In the current study, plasma 5-HT concentrations greatly improved in 9 patients, but there was no corresponding improvement in the IELT. This finding suggests that 5-HT is not a unique factor that participates in regulation of ejaculation. Therefore, there may be other mechanisms that are involved in the regulation of ejaculation. Future research needs to investigate changes in plasma 5-HT concentrations and the reaction of patients to treatment with different methods to classify patients with PE, thus providing a clinical basis for individualized treatment plans.

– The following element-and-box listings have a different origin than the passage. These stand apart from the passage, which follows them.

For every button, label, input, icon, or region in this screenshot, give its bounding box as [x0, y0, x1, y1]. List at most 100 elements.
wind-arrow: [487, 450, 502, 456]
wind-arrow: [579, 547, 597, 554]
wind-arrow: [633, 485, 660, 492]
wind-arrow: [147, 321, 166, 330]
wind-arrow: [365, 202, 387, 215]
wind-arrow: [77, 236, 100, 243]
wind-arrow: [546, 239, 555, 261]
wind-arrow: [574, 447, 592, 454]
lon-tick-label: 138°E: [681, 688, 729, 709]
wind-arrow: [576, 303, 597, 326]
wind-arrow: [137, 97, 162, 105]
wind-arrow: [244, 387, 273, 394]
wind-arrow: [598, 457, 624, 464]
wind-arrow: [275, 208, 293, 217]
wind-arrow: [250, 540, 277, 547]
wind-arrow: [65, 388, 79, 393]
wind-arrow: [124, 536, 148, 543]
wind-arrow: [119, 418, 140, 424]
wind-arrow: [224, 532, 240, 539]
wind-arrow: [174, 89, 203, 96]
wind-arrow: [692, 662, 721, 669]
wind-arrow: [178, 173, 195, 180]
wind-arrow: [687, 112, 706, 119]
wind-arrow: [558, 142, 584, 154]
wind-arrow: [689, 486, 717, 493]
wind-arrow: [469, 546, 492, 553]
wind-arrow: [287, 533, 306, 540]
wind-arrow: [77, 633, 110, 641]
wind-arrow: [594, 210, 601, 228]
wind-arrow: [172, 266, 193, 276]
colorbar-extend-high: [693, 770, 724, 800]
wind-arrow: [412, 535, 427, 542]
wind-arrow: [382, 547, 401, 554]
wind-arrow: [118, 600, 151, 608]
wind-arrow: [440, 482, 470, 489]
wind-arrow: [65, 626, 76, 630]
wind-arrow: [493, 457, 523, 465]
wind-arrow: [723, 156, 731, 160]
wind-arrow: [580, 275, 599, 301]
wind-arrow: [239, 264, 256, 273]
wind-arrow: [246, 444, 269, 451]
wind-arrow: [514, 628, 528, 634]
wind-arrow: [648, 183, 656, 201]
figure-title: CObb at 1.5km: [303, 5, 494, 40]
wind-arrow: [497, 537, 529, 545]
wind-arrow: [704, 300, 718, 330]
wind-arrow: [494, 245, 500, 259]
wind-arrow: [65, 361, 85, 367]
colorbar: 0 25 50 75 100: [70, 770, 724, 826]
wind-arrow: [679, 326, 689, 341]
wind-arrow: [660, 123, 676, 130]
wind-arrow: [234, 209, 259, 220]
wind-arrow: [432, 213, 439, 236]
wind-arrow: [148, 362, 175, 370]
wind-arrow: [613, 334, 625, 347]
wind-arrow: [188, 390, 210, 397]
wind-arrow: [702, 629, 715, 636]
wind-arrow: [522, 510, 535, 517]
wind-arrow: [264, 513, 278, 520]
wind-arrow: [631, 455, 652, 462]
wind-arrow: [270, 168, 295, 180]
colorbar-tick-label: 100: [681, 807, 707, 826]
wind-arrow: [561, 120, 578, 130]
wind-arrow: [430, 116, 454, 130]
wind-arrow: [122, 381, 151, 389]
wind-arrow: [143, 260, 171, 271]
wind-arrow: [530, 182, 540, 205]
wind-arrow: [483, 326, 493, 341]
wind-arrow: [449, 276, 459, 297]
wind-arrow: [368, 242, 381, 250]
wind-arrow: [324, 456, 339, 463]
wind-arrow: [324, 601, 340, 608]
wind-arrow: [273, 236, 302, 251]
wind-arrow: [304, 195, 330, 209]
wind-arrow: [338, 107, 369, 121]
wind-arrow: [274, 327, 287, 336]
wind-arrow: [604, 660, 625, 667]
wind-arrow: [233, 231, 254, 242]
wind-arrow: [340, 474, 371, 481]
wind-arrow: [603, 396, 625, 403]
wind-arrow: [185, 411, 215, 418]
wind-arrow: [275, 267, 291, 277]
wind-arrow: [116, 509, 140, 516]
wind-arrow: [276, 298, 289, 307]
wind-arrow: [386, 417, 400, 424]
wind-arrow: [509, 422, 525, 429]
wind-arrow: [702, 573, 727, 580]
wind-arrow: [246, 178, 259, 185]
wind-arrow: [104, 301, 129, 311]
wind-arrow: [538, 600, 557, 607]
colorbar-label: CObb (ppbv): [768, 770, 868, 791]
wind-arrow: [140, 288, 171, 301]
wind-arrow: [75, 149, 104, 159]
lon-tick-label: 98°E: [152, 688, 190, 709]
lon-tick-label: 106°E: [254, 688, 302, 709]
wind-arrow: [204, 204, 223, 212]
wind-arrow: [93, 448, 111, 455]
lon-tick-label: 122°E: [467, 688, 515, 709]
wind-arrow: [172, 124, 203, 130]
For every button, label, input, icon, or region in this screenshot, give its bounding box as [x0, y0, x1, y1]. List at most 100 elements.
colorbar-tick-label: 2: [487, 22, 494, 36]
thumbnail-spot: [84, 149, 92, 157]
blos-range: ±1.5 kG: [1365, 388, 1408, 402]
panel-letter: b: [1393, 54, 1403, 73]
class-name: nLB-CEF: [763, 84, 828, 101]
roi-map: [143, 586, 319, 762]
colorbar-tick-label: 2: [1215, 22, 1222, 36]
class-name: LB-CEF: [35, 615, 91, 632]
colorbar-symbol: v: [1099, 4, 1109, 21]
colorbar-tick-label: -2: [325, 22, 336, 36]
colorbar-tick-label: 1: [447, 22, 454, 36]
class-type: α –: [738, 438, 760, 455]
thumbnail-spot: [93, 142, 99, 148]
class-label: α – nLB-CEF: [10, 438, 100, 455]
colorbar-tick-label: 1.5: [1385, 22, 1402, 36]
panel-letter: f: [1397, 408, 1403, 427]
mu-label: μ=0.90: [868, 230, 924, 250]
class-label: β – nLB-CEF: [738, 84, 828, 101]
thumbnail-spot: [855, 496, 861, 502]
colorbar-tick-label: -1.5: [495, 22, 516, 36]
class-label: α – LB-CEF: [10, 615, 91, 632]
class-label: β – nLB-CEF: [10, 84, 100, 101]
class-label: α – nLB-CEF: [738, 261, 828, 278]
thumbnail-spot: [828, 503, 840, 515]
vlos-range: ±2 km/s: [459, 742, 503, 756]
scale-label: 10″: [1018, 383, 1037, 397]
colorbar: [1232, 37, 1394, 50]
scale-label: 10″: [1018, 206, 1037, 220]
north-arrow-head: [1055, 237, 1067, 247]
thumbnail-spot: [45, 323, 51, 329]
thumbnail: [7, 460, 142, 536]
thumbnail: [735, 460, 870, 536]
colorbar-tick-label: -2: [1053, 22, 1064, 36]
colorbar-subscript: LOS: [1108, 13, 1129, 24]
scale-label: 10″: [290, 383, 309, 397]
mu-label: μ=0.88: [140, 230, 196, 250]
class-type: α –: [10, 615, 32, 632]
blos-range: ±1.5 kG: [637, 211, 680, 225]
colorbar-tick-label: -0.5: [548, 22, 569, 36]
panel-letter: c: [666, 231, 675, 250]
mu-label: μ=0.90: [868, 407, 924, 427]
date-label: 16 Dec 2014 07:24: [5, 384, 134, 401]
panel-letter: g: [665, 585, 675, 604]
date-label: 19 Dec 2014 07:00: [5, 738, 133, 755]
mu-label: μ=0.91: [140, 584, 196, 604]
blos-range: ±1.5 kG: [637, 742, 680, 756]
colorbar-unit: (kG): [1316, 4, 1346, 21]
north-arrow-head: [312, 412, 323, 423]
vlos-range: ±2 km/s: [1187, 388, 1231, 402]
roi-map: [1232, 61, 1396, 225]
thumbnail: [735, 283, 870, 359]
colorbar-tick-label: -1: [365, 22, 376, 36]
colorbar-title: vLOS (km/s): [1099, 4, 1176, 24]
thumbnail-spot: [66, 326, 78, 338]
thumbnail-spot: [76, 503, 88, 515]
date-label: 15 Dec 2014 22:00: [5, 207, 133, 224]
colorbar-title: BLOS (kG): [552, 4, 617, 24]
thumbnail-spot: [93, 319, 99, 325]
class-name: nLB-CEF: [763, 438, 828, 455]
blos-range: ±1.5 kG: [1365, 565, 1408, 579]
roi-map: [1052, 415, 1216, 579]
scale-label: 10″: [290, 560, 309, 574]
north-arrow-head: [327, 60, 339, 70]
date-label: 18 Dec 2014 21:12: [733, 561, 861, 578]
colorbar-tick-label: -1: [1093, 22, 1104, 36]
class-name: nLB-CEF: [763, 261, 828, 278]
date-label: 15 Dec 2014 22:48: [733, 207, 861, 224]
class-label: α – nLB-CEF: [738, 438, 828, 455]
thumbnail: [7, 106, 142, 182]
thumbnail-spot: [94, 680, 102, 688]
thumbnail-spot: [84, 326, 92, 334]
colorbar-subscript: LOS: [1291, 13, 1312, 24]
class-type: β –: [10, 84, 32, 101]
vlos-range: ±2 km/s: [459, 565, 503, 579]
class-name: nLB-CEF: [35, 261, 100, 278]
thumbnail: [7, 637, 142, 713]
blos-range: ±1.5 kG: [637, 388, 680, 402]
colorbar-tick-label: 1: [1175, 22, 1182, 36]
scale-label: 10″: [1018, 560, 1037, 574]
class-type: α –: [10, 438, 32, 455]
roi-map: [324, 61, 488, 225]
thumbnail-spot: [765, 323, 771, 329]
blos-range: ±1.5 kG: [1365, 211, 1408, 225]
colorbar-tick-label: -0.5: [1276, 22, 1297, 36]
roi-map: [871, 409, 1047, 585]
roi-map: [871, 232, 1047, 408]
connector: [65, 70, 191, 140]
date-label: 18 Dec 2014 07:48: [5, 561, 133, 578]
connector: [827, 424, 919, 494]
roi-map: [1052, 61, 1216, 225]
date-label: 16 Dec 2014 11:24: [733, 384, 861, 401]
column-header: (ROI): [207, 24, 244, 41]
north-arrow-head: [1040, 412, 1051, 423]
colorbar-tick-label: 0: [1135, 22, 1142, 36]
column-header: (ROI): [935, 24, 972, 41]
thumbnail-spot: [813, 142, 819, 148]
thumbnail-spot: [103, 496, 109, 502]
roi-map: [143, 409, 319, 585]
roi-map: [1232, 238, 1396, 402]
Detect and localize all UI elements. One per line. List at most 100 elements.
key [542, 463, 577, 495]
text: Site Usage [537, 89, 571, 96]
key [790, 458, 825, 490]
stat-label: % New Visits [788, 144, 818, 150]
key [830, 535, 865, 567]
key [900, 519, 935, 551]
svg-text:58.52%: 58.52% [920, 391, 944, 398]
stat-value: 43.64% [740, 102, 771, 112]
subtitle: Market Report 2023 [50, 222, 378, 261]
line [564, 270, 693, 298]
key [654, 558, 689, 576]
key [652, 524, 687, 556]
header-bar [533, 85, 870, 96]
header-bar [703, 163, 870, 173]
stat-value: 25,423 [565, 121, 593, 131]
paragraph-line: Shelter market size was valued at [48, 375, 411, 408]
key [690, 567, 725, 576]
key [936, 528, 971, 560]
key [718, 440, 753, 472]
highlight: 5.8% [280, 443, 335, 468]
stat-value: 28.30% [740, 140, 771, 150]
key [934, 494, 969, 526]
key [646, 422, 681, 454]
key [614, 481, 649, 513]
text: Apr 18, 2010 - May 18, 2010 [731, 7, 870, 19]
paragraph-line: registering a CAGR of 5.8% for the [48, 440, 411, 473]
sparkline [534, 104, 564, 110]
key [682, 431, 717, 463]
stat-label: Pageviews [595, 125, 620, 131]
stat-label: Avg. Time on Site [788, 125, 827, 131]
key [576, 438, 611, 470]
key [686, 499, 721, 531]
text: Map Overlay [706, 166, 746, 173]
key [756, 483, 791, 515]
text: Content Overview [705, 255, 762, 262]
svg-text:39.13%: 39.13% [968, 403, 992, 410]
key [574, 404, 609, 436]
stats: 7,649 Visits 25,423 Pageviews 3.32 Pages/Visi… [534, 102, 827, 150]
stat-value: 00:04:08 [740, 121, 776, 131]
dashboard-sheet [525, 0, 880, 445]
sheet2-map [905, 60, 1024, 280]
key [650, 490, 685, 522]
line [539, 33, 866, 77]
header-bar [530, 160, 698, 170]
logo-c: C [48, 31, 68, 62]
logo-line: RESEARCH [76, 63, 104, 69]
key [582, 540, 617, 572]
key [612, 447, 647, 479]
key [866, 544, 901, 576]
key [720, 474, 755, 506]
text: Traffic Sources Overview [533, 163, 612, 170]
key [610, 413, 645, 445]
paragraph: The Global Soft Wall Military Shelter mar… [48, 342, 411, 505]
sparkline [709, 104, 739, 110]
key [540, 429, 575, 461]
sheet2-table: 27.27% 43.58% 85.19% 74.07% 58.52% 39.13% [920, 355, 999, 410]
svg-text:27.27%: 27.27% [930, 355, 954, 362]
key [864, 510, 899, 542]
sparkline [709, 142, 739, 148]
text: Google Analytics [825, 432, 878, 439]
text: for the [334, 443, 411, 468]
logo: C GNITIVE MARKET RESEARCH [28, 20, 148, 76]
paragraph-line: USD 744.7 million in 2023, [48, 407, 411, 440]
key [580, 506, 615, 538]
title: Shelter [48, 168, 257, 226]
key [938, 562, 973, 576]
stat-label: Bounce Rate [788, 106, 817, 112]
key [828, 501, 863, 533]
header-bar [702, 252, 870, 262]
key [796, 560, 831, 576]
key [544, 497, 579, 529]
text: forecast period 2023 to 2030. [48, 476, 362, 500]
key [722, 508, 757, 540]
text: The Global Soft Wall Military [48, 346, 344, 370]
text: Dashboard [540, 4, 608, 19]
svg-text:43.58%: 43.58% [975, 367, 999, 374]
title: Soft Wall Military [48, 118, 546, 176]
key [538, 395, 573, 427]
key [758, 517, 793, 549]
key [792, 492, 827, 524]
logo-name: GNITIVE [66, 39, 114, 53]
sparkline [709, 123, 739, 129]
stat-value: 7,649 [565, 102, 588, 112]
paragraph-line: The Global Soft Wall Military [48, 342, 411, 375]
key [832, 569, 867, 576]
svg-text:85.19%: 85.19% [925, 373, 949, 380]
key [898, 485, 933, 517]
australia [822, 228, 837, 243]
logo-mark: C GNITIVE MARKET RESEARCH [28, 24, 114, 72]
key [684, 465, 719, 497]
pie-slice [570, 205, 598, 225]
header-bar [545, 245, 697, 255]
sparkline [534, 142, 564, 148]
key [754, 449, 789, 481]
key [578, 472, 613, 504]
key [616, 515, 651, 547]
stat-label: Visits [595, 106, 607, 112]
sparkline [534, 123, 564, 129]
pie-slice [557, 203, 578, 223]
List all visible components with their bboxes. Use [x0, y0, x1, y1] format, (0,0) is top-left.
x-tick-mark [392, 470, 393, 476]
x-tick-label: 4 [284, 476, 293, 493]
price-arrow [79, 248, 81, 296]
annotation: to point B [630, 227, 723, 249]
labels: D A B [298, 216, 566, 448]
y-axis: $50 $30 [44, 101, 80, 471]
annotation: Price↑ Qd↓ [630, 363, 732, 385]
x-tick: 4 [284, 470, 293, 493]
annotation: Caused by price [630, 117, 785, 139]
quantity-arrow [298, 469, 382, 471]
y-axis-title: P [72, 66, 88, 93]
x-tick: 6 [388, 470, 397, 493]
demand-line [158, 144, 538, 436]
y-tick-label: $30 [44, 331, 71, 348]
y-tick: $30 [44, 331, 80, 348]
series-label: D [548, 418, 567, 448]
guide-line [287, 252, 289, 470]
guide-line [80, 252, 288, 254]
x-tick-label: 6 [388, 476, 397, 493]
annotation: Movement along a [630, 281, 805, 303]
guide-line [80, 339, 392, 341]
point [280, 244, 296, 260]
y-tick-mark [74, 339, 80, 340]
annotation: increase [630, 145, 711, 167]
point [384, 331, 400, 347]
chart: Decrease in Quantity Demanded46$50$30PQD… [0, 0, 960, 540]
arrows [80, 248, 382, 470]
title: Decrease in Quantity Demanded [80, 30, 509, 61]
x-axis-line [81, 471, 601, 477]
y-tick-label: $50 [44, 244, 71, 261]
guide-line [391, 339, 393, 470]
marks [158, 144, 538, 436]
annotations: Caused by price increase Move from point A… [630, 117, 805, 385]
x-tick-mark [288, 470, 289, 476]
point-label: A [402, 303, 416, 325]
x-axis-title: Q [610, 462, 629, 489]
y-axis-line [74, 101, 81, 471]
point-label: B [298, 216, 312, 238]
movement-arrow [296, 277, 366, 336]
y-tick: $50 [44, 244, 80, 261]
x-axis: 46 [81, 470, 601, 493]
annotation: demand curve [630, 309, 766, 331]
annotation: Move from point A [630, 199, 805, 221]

In this study, baseline IELT between 0–120 s was enrolled, which was not rigorous according to the definition of ISSM, which is “ejaculation which always or nearly always occurs prior to or within about one minute of vaginal penetration”[10]. The definition of PE has been debated for many years. The most widely accepted definitions currently are that in the DSM (Diagnostic and Statistical Manual of Mental Disorders) and the ISSM definition; however, it keeps changing. As the aim of our study was to investigate the association between 5-HT and clinical symptoms, the enrolled subjects should not be limited by IELT of about 1 minute. Many people have an IELT of 60–120 s, but they still complain of fast ejaculation and low PEP scores, which deserves further study; therefore, we choose 0–120 s baseline IELT for the present study.

Conclusions

The IELT and plasma 5-HT concentrations of patients with primary PE were correlated before treatment. Lower 5-HT concentrations were associated with a shorter IELT. After treatment, plasma 5-HT concentrations and IELT were both increased. Patients with a shorter baseline IELT show a better improvement of IELT and plasma 5-HT concentration. Improvement in serum 5-HT concentrations was clearly associated with improved symptoms in primary PE patients. Concentrations of 5-HT could be an indicator for predicting therapeutic effects in PE patients, which could be important for diagnosing and determining the prognosis of PE patients, and individualized treatment of PE.